Using the algae Schizochytrium sp., in combination with canola oil, to replace fish oil could reduce the greenhouse gas emissions and biotic resource use associated with feed production, according to the study. However, use of the algae results in higher environmental impacts in all other categories — including water use, land use, and potential nutrient pollution.
“If you replace the fish oil with a blend of algae and canola oil, you’re reducing the burden on the sea, not affecting the marine food webs, but you’re shifting the burden to the land, because you’re replacing fish oil with two ingredients requiring inputs from agriculture on land,” said Anne Kapuscinski, a professor in the environmental studies department at UC Santa Cruz.
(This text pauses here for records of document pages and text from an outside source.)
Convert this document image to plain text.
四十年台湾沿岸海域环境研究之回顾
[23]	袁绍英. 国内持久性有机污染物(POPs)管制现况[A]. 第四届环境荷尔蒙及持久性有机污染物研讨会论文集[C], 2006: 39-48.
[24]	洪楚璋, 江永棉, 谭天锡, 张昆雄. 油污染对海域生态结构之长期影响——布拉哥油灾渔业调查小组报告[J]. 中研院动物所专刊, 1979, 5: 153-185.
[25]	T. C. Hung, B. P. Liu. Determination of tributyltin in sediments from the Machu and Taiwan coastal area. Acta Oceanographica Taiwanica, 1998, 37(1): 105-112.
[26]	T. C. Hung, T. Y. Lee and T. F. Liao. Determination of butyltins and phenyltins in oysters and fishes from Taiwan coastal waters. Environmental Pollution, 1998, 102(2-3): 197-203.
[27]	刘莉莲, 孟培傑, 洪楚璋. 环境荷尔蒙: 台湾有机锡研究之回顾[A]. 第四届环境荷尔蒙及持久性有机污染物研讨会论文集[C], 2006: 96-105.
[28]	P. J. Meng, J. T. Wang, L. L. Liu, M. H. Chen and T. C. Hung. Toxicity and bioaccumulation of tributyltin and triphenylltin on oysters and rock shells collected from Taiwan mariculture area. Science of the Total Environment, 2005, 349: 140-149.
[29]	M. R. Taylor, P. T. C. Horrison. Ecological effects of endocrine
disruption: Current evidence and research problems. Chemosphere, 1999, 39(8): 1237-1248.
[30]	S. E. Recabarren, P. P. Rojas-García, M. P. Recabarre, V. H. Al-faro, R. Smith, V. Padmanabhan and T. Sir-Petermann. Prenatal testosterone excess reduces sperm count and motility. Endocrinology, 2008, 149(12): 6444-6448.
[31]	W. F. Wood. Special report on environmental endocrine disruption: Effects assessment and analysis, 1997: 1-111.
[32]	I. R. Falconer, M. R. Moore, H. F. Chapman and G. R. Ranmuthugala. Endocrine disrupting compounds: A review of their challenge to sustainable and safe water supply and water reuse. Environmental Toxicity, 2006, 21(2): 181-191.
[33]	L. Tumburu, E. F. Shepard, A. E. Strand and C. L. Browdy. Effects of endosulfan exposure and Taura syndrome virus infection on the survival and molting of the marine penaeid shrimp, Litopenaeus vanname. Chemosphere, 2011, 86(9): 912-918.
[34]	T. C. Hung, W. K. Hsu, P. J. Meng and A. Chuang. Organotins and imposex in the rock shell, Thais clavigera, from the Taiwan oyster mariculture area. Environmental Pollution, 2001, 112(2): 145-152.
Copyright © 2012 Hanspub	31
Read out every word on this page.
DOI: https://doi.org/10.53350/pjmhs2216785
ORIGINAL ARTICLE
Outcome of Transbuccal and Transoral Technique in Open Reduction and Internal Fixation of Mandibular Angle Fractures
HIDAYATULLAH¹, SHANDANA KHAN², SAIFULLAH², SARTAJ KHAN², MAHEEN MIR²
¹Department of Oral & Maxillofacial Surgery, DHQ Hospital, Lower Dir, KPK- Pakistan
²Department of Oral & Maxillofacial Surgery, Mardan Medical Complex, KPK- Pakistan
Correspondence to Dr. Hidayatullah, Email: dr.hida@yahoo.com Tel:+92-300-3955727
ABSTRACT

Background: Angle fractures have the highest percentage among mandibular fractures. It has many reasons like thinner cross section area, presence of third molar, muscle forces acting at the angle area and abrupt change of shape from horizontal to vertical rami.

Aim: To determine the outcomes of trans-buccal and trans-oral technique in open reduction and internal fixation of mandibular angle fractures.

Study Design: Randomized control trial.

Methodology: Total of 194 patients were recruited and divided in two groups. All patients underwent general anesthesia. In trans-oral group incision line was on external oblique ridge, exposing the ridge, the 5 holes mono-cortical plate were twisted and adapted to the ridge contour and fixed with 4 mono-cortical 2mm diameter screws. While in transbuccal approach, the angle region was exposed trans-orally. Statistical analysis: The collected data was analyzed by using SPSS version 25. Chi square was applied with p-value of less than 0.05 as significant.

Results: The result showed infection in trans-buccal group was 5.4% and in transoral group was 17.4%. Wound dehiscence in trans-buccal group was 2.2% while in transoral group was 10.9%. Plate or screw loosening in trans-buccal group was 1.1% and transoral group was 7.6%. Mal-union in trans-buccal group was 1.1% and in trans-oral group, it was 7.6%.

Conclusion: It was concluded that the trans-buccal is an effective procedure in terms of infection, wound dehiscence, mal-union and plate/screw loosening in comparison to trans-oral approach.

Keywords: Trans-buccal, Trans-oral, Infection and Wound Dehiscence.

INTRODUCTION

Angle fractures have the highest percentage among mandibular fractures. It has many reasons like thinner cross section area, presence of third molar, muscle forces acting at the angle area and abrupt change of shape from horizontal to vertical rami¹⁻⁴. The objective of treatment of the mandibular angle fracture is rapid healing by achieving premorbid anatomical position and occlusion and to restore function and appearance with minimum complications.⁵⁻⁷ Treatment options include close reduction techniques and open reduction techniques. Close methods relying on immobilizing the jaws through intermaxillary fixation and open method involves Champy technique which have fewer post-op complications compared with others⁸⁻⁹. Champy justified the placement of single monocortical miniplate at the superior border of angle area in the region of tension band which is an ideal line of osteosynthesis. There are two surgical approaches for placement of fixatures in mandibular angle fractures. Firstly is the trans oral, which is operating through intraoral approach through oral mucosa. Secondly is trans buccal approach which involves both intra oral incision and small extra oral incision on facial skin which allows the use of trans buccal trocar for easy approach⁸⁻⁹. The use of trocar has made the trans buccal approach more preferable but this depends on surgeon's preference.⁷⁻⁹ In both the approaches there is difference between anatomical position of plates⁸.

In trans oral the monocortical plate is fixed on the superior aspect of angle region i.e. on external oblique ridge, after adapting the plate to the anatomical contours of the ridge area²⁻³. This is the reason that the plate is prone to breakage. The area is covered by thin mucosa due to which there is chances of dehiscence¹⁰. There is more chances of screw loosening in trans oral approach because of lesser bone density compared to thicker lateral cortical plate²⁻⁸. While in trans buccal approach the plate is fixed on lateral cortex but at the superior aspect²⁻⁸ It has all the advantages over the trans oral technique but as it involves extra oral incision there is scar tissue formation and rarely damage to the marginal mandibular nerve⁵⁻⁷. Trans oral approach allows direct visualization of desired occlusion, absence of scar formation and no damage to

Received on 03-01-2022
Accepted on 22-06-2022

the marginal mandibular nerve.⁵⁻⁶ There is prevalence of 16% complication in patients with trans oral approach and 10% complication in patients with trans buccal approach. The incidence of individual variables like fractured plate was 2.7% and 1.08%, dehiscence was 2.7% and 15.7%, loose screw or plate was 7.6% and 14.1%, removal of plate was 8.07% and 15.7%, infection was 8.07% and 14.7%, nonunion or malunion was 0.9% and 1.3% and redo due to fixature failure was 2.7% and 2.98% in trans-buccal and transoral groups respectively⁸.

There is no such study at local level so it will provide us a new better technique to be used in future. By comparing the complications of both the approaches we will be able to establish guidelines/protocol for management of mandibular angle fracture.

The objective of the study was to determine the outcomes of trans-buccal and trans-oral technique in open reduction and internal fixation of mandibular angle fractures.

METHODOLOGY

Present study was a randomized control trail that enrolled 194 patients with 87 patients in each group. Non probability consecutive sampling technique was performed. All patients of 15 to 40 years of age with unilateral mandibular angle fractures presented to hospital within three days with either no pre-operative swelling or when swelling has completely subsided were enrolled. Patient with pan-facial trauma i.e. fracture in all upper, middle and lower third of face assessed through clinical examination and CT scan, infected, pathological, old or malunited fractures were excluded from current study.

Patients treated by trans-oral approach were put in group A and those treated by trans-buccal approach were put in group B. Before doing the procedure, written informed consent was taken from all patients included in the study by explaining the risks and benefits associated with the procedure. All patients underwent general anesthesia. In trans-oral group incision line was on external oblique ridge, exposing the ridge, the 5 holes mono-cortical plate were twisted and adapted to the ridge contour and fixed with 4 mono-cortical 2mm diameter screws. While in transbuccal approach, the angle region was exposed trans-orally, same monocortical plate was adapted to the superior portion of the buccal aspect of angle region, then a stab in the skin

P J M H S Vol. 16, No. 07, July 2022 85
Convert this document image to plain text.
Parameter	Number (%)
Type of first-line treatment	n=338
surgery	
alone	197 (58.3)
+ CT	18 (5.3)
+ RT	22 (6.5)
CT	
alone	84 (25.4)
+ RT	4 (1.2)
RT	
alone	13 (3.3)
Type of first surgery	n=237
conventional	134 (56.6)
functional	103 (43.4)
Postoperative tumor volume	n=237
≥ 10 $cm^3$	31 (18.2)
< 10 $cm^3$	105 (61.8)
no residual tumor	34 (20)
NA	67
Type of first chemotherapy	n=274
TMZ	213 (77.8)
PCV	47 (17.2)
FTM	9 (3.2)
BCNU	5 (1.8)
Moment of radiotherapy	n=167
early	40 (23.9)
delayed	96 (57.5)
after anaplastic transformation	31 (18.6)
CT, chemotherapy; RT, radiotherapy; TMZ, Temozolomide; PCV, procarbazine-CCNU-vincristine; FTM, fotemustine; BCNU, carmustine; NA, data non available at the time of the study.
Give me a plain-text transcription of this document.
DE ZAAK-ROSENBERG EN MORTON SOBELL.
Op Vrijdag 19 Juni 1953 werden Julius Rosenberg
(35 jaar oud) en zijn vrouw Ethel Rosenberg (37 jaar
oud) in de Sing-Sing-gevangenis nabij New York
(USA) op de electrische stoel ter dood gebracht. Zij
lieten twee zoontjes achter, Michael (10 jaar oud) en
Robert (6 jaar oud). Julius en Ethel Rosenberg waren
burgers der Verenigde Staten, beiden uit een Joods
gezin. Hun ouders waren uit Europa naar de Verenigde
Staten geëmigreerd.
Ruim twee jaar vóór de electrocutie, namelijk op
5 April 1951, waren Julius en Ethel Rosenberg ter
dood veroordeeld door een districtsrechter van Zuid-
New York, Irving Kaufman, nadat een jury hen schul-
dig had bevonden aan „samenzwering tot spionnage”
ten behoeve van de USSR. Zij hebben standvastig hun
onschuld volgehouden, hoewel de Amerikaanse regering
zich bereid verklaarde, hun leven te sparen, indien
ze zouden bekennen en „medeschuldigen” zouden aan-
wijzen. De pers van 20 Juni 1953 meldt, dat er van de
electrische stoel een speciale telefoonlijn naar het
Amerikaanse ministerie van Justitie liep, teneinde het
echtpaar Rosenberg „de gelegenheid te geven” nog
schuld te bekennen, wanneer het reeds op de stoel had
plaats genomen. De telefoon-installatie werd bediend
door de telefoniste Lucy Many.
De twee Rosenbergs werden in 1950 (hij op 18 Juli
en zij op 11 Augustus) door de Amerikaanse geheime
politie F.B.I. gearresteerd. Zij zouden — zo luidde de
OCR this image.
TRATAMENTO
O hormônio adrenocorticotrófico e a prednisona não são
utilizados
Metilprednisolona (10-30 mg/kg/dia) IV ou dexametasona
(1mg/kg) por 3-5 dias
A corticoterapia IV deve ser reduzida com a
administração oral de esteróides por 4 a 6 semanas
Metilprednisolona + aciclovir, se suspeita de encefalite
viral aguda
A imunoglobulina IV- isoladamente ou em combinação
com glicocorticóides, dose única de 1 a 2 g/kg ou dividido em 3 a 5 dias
Kapuscinski said she and her collaborators, including lead author and UC Santa Cruz postdoctoral researcher Brandi McKuin, chose to study Schizochytrium sp. in combination with canola oil because of the blend’s commercial prevalence. It’s technically feasible to use algae oil alone to replace fish oil, she said, but because that is cost prohibitive, algae oil is used in tandem with a lower-cost vegetable oil, including canola oil.
Likewise, Schizochytrium sp. is the most widely available microalgae that produces a key omega-3 fatty acid, DHA, that feed producers typically seek from an algae oil. But unlike other algae that can use photosynthesis to make sugar from light alone, Schizochytrium sp. requires an organic carbon source — typically sugar cane or sugar beets, according to McKuin.
The canola and sugar crops result in a higher use of land-based resources, the researchers said.
However, further advances in technology may help to reduce the various environmental impacts associated with algae oils. Using a different, photosynthetic algae could result in a more favorable environmental outcome, for example.
“There are some other microalgae that do have high levels of DHA, that grow photoautotrophically,” McKuin said. But industry has yet to produce these algae at a scale that is commercially relevant, she said.
Another option in the future, McKuin said, could be using co-products such as sugar cane pulp as the carbon source to produce Schizochytrium sp.
“We did look at some lower-hanging fruit, and that was to look at using glycerol from biodiesel production, a waste byproduct,” she said. “And we did find that when we considered glycerol instead of cane sugar or beet sugar, there was a significant reduction in global warming potential and a 41% reduction in water use.”
Right now, the cost of transporting glycerol or another waste product to wherever the microalgae are produced is too costly. So co-location, McKuin said, would be a critical factor in making these solutions workable.
And there’s always the potential, McKuin said, of a breakthrough in crop production or in other arenas that could result in improved environmental performance for Schizochytrium sp.
“If people can research technologies and develop innovation where the land crops are produced in ways that would have fewer fossil fuel inputs, and also if you could use some other kinds of sugar sources that may be able to be grown in more sustainable ways, you could lower the shifting of the burden,” Kapuscinski said. “Under the current situation, [Schizochytrium sp. algae oil] shifts the burden from sea to land while lowering the carbon footprint and biotic resource depletion.”